Karl-Heinz Rummenigge, executive member of UEFA and top executive at Bayern Munich, has voiced his views on the proposed Super League, according to Italian sports daily La Gazzetta dello Sport.

Popularly known as the “Super League Loser” Rummenigge commented, “It’s a fact, Europe has rejected the project. Only the legal confirmation remains.”

In terms of concern, Rummenigge was anxious on the night the Super League was announced. He disclosed, “It was the rupture moment. I wondered: ‘What if they really do provoke a revolution? It would be chaos.’ Within two days the bubble had burst.”

He also shared his perceived disillusionment with Andrea Agnelli, chairman of Juventus and former President of the European Club Association (ECA). He said, “I haven’t been able to talk to Andrea since the Sunday he turned off his phone. He chose not to attend the Montreux meeting and did not respond to calls. I think he didn’t have the courage to declare his intentions.”

Rummenigge further remarked on the way the Super League was unveiled. “I get that the coronavirus has forced clubs to speed up and some wanted fresh money, but that presentation was far from professional.”

On the topic of the Super League, Rummenigge expressed a belief that it could lead to football losing its roots. He stated that plans to include Arab and American teams and create an international tournament fundamentally alter what European football is about.

He concluded by touching upon UEFA’s resistance to the Super League model and its implications for football. He feels the Super League was rejected for cultural, football and economic reasons and stresses UEFA provides the best possible tournament with the upcoming 36-team Champions League set to be more exciting and open. Furthermore, he highlighted that no team in Germany would go for the Super League as it would lead to supporters’ revolt.
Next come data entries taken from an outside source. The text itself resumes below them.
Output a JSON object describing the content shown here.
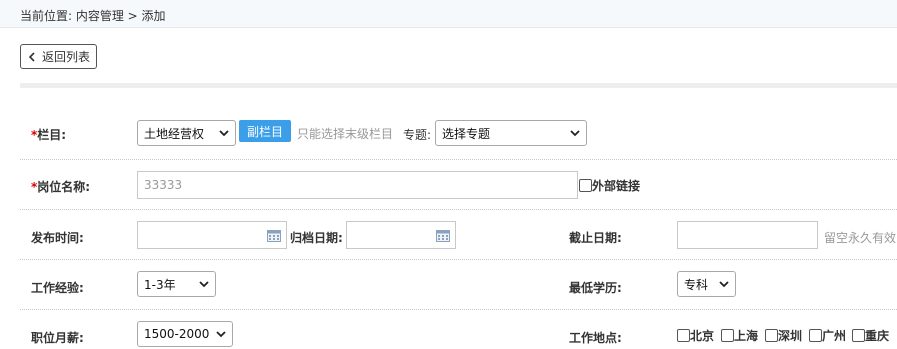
{
  "breadcrumb": {
    "text": "当前位置: 内容管理 > 添加"
  },
  "back_button": {
    "label": "返回列表"
  },
  "form": {
    "column": {
      "required_mark": "*",
      "label": "栏目:",
      "selected": "土地经营权",
      "sub_button": "副栏目",
      "hint": "只能选择末级栏目",
      "topic_label": "专题:",
      "topic_selected": "选择专题"
    },
    "position_name": {
      "required_mark": "*",
      "label": "岗位名称:",
      "value": "33333",
      "external_link_label": "外部链接"
    },
    "dates": {
      "publish_label": "发布时间:",
      "archive_label": "归档日期:",
      "deadline_label": "截止日期:",
      "deadline_hint": "留空永久有效"
    },
    "experience": {
      "label": "工作经验:",
      "selected": "1-3年"
    },
    "education": {
      "label": "最低学历:",
      "selected": "专科"
    },
    "salary": {
      "label": "职位月薪:",
      "selected": "1500-2000"
    },
    "location": {
      "label": "工作地点:",
      "options": [
        "北京",
        "上海",
        "深圳",
        "广州",
        "重庆"
      ]
    }
  }
}
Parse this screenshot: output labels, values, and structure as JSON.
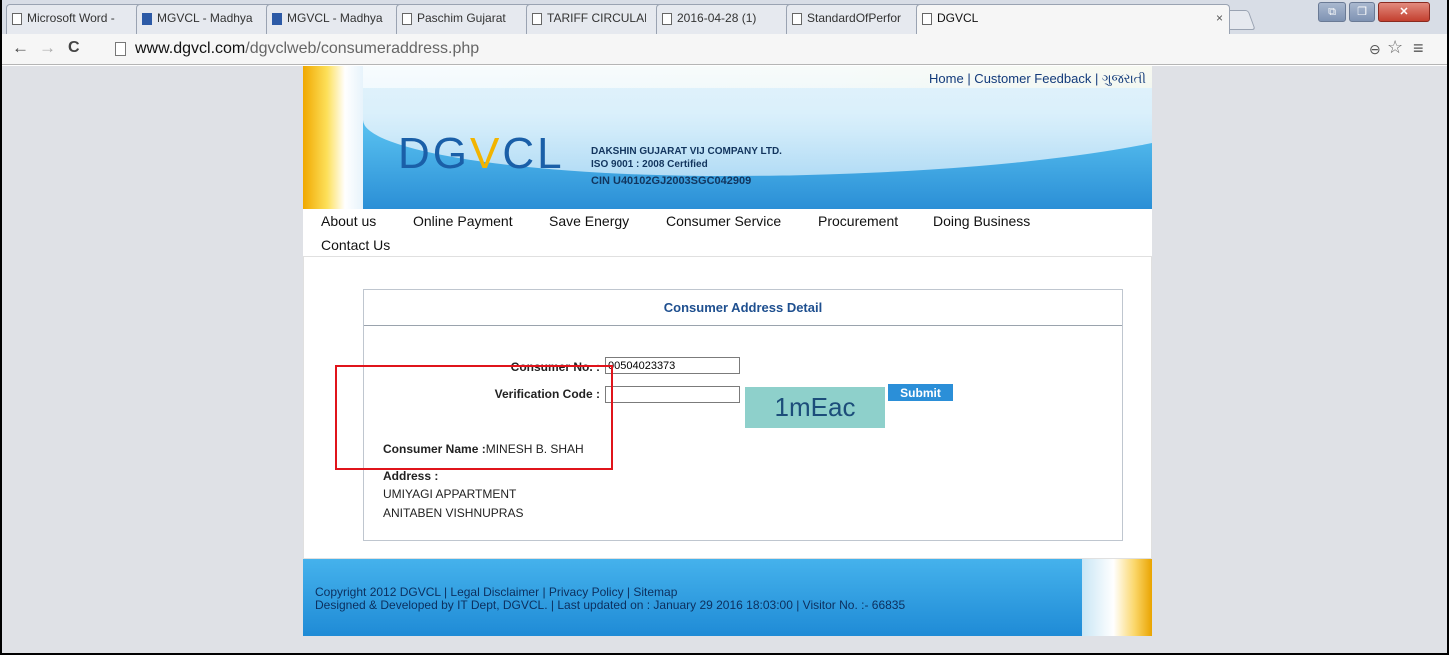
{
  "browser": {
    "tabs": [
      {
        "label": "Microsoft Word -",
        "icon": "page-icon"
      },
      {
        "label": "MGVCL - Madhya",
        "icon": "mgvcl-favicon"
      },
      {
        "label": "MGVCL - Madhya",
        "icon": "mgvcl-favicon"
      },
      {
        "label": "Paschim Gujarat",
        "icon": "page-icon"
      },
      {
        "label": "TARIFF CIRCULAR",
        "icon": "page-icon"
      },
      {
        "label": "2016-04-28 (1)",
        "icon": "page-icon"
      },
      {
        "label": "StandardOfPerfor",
        "icon": "page-icon"
      },
      {
        "label": "DGVCL",
        "icon": "page-icon",
        "active": true
      }
    ],
    "tab_close": "×",
    "back": "←",
    "forward": "→",
    "reload": "C",
    "url_host": "www.dgvcl.com",
    "url_path": "/dgvclweb/consumeraddress.php",
    "zoom_icon": "⊖",
    "star_icon": "☆",
    "menu_icon": "≡",
    "win_minimize": "▁",
    "win_restore": "❐",
    "win_close": "✕",
    "win_restore_small": "⧉"
  },
  "site": {
    "toplinks": "Home | Customer Feedback | ગુજરાતી",
    "logo": {
      "left": "DG",
      "bolt": "V",
      "right": "CL"
    },
    "company_name": "DAKSHIN GUJARAT VIJ COMPANY LTD.",
    "iso": "ISO 9001 : 2008 Certified",
    "cin": "CIN U40102GJ2003SGC042909",
    "menu": [
      "About us",
      "Online Payment",
      "Save Energy",
      "Consumer Service",
      "Procurement",
      "Doing Business",
      "Contact Us"
    ],
    "colors": {
      "accent": "#2b8fd8",
      "title": "#1e4f8f",
      "highlight": "#e0141b"
    }
  },
  "form": {
    "title": "Consumer Address Detail",
    "consumer_no_label": "Consumer No. :",
    "consumer_no_value": "00504023373",
    "verification_label": "Verification Code :",
    "verification_value": "",
    "captcha": "1mEac",
    "submit": "Submit"
  },
  "result": {
    "name_label": "Consumer Name :",
    "name_value": "MINESH B. SHAH",
    "address_label": "Address :",
    "address_lines": [
      "UMIYAGI APPARTMENT",
      "ANITABEN VISHNUPRAS"
    ]
  },
  "footer": {
    "line1": "Copyright 2012 DGVCL | Legal Disclaimer | Privacy Policy | Sitemap",
    "line2": "Designed & Developed by IT Dept, DGVCL. | Last updated on : January 29 2016 18:03:00 | Visitor No. :- 66835"
  }
}
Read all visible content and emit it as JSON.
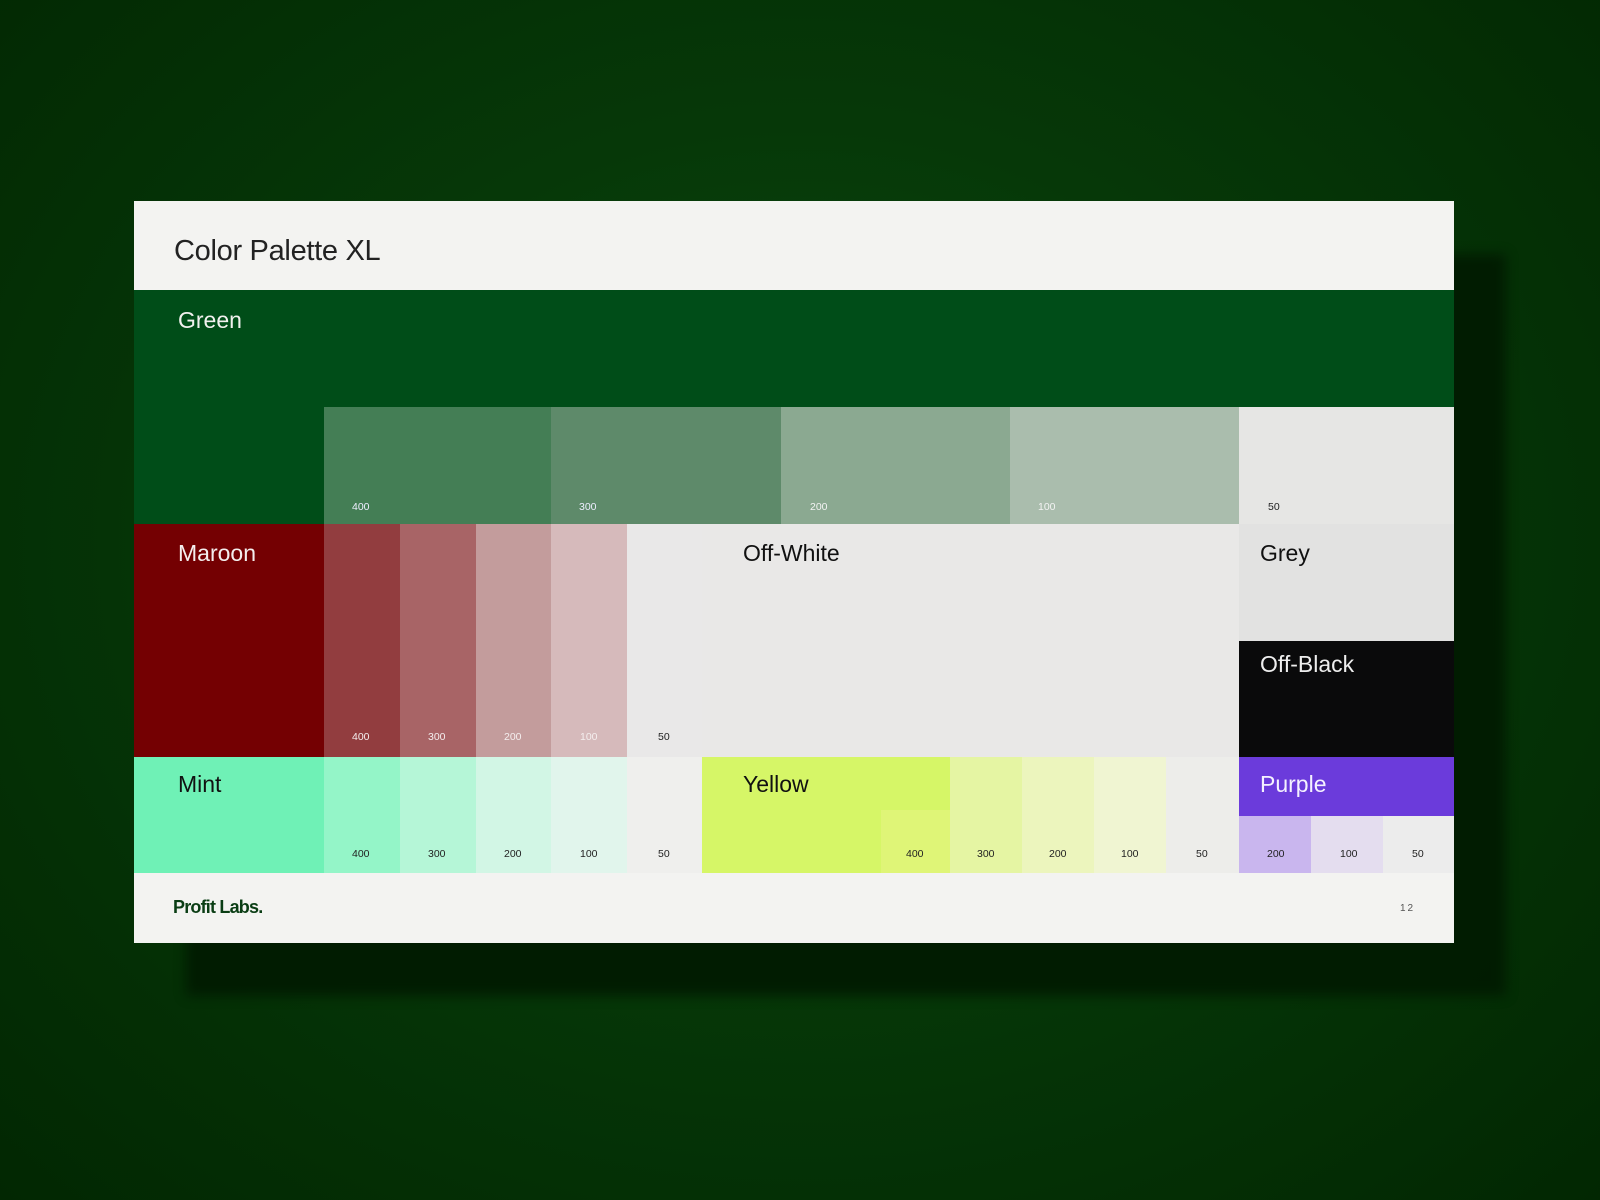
{
  "title": "Color Palette XL",
  "colors": {
    "green": {
      "name": "Green",
      "base": "#004d18",
      "s400": "#447e55",
      "s300": "#5e8a6a",
      "s200": "#8ba991",
      "s100": "#aabdad",
      "s50": "#e6e6e4"
    },
    "maroon": {
      "name": "Maroon",
      "base": "#740002",
      "s400": "#923d3f",
      "s300": "#a86466",
      "s200": "#c39c9c",
      "s100": "#d6babb",
      "s50": "#e9e8e8"
    },
    "offwhite": {
      "name": "Off-White",
      "base": "#e9e8e7"
    },
    "grey": {
      "name": "Grey",
      "base": "#e2e2e1"
    },
    "offblack": {
      "name": "Off-Black",
      "base": "#0a0a0b"
    },
    "mint": {
      "name": "Mint",
      "base": "#6ff1b6",
      "s400": "#94f5c8",
      "s300": "#b5f6d7",
      "s200": "#d2f6e5",
      "s100": "#e1f5ec",
      "s50": "#efefed"
    },
    "yellow": {
      "name": "Yellow",
      "base": "#d6f667",
      "s400": "#dff577",
      "s300": "#e5f5a3",
      "s200": "#ecf5bd",
      "s100": "#f0f5d2",
      "s50": "#ededea"
    },
    "purple": {
      "name": "Purple",
      "base": "#6b3bdb",
      "s200": "#c9b6ee",
      "s100": "#e4ddef",
      "s50": "#ececec"
    }
  },
  "shades": {
    "s400": "400",
    "s300": "300",
    "s200": "200",
    "s100": "100",
    "s50": "50"
  },
  "footer": {
    "brand": "Profit Labs.",
    "page": "12"
  }
}
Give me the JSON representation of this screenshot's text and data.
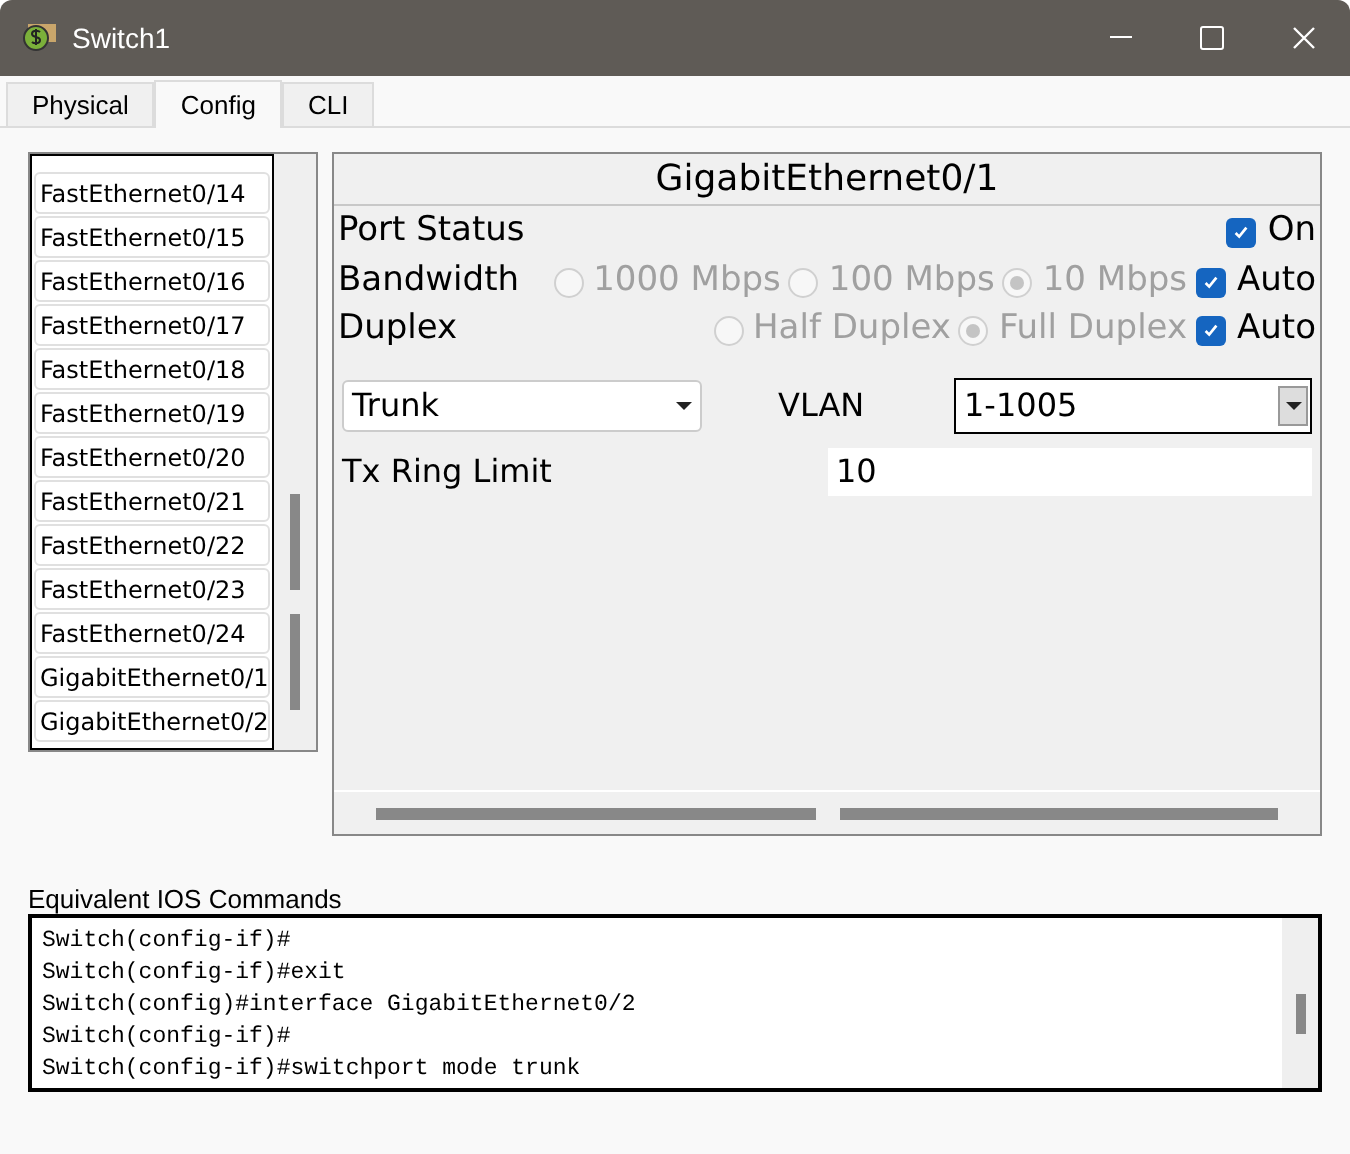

Rummenigge also addressed the escalating costs in football, a conversation he touched upon in an interaction with Liverpool’s owner. He noted, “I was told: ‘Why in the US where I invest do I earn, yet here every year I win and costs increase?’ Winning and revenues are on the rise, but so are salaries and transfers.”

He believes this issue can only be resolved by finding a smart way to stop the upward spiral that only benefits those with unlimited money.